Sometimes they cannot afford their rent, their car payment, maybe even groceries.

Being told that an old medical bill is now being forgiven is nice to hear — but it does not change their lives in a significant way. 

Having an old medical bill forgiven does not create any new resources to pay current bills – medical or otherwise.

Most people in the study hadn’t been paying anything on their old medical bills for years – so forgiveness of those bills did not help their cash flow at all!

Their next month’s round of expenses (including new medical bills) was just as hard to deal with.

A New Approach

Mahoney and his collaborators at RIP are now changing their approach — including buying up debts before they reach collections, when the hoped-for benefits are more likely to be felt by debtors.

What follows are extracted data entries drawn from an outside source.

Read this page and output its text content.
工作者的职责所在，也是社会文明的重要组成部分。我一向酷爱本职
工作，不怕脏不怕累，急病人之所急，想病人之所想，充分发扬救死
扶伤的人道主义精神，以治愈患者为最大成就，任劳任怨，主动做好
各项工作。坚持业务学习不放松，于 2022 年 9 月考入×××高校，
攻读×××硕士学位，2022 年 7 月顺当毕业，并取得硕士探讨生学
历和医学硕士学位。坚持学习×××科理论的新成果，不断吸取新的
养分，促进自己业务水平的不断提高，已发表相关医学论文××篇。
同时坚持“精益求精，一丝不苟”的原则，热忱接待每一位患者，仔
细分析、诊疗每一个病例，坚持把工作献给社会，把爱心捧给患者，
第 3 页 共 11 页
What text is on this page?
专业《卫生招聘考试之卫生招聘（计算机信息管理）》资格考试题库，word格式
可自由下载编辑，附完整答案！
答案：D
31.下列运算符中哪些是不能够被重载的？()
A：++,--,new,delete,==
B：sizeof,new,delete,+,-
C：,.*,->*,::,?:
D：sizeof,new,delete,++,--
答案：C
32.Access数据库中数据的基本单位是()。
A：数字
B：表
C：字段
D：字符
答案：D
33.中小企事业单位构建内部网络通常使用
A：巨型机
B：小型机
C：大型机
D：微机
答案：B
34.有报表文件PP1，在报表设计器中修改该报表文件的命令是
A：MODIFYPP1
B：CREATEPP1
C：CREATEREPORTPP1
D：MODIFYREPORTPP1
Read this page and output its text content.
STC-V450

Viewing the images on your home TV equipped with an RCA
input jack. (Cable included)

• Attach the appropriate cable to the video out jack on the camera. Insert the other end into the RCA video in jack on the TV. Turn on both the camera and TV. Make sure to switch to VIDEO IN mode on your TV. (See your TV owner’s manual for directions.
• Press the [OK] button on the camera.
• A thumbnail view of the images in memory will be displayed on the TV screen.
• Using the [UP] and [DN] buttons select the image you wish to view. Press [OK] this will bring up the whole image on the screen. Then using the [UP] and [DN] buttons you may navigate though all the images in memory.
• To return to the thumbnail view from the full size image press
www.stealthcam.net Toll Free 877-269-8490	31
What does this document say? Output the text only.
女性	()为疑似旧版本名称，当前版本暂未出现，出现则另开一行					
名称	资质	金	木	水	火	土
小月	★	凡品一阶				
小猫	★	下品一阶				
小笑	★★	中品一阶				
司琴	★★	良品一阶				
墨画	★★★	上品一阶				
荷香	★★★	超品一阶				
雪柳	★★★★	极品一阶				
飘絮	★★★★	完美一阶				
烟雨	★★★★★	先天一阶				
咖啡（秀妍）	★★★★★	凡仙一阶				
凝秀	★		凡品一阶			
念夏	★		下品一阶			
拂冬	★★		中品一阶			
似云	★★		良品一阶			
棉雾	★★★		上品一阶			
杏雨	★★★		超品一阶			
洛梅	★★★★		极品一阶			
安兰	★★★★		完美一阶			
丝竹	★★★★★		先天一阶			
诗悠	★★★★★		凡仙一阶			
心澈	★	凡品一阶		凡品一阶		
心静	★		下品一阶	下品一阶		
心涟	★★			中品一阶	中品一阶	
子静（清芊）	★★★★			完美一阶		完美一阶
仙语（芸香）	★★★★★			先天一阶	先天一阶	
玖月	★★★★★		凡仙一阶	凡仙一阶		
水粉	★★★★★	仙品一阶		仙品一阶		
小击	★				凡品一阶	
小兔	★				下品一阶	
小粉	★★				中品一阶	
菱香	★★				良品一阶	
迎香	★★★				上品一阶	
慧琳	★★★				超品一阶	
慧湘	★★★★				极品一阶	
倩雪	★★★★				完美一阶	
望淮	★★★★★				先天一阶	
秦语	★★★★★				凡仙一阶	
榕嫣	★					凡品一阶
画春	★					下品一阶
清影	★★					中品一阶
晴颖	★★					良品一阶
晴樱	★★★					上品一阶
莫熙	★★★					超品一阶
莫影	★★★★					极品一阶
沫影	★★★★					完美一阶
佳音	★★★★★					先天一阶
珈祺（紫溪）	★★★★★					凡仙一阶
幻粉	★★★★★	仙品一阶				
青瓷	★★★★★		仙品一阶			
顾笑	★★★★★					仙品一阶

Incidentally:  In Canada the bankruptcy rate is high and has nothing to do with health care.

Currently Canadians are the number-one group for personal financial indebtedness at $1.67 for every dollar in their pockets. They are the worst in the G20 and the IMF, World Bank, 

 The Bank of Canada and our Federal Gov. have been warning about it for years but still the Canadians charge and spend.

 I only bring this up to illustrate that debt is not a simple ailment!